Ford noted that Nevada lawmakers last year passed legislation strengthening Nevada’s Deceptive Trade Practices Act.
“We’re ready to enforce Nevada’s laws to protect consumers,” the Democrat said. “While most retailers are increasing prices due to disruptions in the supply chain, I will not allow any bad actors to artificially inflate prices of basic needs to rip off Nevadans trying to drive to work or to be with loved ones.”
Complaints can be filed with the Nevada AG’s office here.
Most states have laws against price gouging, and attorneys general and other officials in several of them have similarly been reminding people – and businesses – that price gouging is a crime.

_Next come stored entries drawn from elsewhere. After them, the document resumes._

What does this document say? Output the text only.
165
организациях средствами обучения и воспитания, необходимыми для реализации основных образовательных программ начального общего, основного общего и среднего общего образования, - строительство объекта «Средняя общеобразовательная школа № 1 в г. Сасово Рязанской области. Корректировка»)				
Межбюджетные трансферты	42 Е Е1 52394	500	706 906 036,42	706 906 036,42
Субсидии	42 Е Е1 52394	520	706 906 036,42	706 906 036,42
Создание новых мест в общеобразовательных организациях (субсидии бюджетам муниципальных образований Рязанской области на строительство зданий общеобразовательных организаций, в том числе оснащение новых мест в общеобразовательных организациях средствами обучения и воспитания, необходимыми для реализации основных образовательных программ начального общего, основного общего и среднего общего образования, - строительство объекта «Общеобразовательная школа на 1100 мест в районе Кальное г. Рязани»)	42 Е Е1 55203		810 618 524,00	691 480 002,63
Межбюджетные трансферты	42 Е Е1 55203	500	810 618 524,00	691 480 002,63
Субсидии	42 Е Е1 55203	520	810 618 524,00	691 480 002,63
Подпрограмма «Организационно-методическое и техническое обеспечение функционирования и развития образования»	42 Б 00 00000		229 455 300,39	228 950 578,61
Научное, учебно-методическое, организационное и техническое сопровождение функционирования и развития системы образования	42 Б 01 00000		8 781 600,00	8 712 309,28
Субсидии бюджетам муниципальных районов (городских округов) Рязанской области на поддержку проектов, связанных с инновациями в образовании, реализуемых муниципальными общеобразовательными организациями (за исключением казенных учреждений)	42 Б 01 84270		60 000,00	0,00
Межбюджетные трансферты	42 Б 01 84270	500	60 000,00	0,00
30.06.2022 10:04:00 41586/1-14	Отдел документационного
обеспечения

Also Tuesday, Nevada Democratic Rep. Dina Titus wrote a letter to Federal Trade Commission Chairwoman Lina Khan, urging the FTC “to utilize…all available options under the law to ensure consumers are protected at the pump.”
Historically, price gouging has often been difficult to police, prove and prosecute. Although as Titus notes in her letter, North Carolina’s attorney general had some success prosecuting gas stations after the ransomware attack on the Colonial Pipeline on the east coast last year. And price gouging enforcement not only against gas stations but other businesses has seen an uptick recently.
Massachusetts Democratic Sen. Elizabeth Warren and other critics have contended that oil companies themselves have been exploiting consumers and price gouging.
When he announced a U.S. ban on Russian oil imports Tuesday, President Joe Biden, in a message directed “to the oil and gas companies and to the finance firms that back them,” said Vladimir Putin’s “war against the people of Ukraine is causing prices to rise. We get that. That’s self-evident. But…it’s no excuse to exercise excessive price increases or padding profits or any kind of effort to exploit this situation or American consumers.”
“Russia’s aggression is costing us all, and it’s no time for profiteering or price gouging,” Biden said.
Nevada gas prices averaged $4.77 as of Wednesday, according to the AAA tracker.
After hitting $130 per barrel earlier this week, oil was trading Wednesday morning at $177.70.